Эберта же он задерживал по двум причинам: во-первых, для того, чтобы на обратном пути из городка тому не пришлось бы разыскивать неизвестное ему место привала, а во-вторых, этот лейтенантишка должен был бы знать сам: на подобные встречи необходимо приходить или раньше, или немного позже назначенного часа. Особенно если имеешь дело с поляком, работающим у русских...

Сильные линзы цейсовского полевого бинокля почти вплотную приблизили мир к глазам Герберта Квидде. Он видел, как небольшой колесный трактор волочил за собой широкозахватную, в несколько звеньев, борону — разрыхлял вспаханную землю. Чуть сзади, вытянувшись почти во всю ширину пахотного участка, в одиночку и попарно лошади волокли небольшие «конные» бороны.

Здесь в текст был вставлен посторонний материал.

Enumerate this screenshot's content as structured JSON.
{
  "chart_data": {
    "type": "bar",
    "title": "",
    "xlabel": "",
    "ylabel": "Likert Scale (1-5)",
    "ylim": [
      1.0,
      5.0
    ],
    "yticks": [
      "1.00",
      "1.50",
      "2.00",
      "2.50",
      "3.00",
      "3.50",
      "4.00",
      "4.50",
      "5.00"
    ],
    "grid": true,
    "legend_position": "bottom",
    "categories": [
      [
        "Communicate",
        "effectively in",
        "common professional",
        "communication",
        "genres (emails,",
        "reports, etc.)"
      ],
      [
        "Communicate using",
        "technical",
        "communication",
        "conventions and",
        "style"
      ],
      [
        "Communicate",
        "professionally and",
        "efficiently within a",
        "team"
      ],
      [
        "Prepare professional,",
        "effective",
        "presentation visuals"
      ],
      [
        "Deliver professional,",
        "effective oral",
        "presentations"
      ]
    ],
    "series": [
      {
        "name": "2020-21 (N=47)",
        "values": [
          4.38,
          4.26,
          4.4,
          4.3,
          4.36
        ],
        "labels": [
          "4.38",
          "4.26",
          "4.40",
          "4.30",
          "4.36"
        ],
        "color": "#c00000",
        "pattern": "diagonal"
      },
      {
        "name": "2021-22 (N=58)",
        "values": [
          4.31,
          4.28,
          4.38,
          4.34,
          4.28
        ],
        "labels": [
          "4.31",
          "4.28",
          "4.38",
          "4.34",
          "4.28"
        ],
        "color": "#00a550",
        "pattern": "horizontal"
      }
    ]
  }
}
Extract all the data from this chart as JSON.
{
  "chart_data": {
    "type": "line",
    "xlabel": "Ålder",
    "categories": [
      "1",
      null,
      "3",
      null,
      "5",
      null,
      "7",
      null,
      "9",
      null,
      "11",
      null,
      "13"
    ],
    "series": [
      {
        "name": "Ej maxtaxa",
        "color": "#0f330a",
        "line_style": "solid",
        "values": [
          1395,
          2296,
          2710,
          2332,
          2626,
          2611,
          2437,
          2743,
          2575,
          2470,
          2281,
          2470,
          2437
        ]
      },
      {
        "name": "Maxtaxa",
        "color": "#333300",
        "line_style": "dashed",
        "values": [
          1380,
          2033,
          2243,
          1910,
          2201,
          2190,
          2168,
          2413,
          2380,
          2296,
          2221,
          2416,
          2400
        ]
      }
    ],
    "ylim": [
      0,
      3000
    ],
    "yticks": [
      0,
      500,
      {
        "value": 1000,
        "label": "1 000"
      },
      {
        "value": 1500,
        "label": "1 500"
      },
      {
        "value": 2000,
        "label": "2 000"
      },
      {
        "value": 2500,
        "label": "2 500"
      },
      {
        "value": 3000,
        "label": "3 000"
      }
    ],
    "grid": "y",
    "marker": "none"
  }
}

Еще Квидде видел, как за боронами шли солдаты с самодельными холщовыми мешками, перекинутыми через шею и левое плечо. Из этих мешков они разбрасывали зерно в только что взрыхленную землю. Цепь за цепью, словно в штыковую атаку, шли сеятели. Равномерно и методично повторялся взмах правой руки. Светлым исчезающим веером летело зерно, и так же равномерно, в такт взмаху, на солдатских спинах подпрыгивало оружие.

Лучше всего были видны три санитарные палатки у самого края поля. Хорошо были различимы «додж», санитарный «газик» с красным крестом на фургоне, полевая кухня, а рядом, на импровизированном открытом очаге из немецкой орудийной станины, огромный котел. Но тут внимание Квидде целиком переключилось на примчавшийся со стороны дороги бронетранспортер. Он привез мешки с зерном, и какие-то люди в непонятной форме бросились разгружать его, складывать мешки у самого края вспаханной полосы.

— Бронетранспортер!.. Бронетранспортер!.. — прошептал Квидде.

Все, что было видно сквозь бинокль, было видно и через оптический прицел снайперской винтовки. Как только бронетранспортер выключил двигатель, в поле замолчал и трактор. Тут же стали слышны голоса: обрывки русских фраз, по-польски понукали лошадей, звучали какие-то команды. Тракторист спрыгнул на землю, подхватил пустое ведро, болтавшееся сзади трактора, и, размахивая им, помчался к водителю бронетранспортера. И вдруг сквозь русско-польскую разноголосицу потрясенный Квидде услышал, как бегущий с ведром тракторист в грязном комбинезоне жалобно кричал на чистейшем французском языке:

— Вася! Дружище! Спаситель мой!.. Дай еще одно ведро солярки! Последнее, клянусь тебе! У меня бак почти сухой! Дай, Вася!..

Герберт слишком хорошо с детства знал французский язык, чтобы ошибиться. Но он не мог поверить своим ушам. Он стал лихорадочно шарить биноклем по лицам работающих внизу, в поле, болтающихся у санитарных палаток, таскающих мешки с зерном и наконец увидел несколько человек в характерной английской и американской военной форме. Затем во французской... Союзники перекликались, смеялись, переругивались. Мало того, около палаток кто-то закричал по-итальянски. Так вот что это была за форма — не русская и не польская!..

Квидде все понял. Его красивое лицо исказилось до неузнаваемости, покрылось мелкими каплями пота, нервными красными пятнами.

— Идиоты!.. — с ненавистью прошептал он. — Ах как они об этом когда-нибудь пожалеют! Как они пожалеют...

Ему стоило большого труда взять себя в руки. Но, как с ним бывало и раньше, весь его нервный всплеск немедленно преобразовался в сгусток волевой энергии, которая в самые напряженные моменты заставляла его принимать точные, расчетливые решения в неожиданно создавшейся обстановке.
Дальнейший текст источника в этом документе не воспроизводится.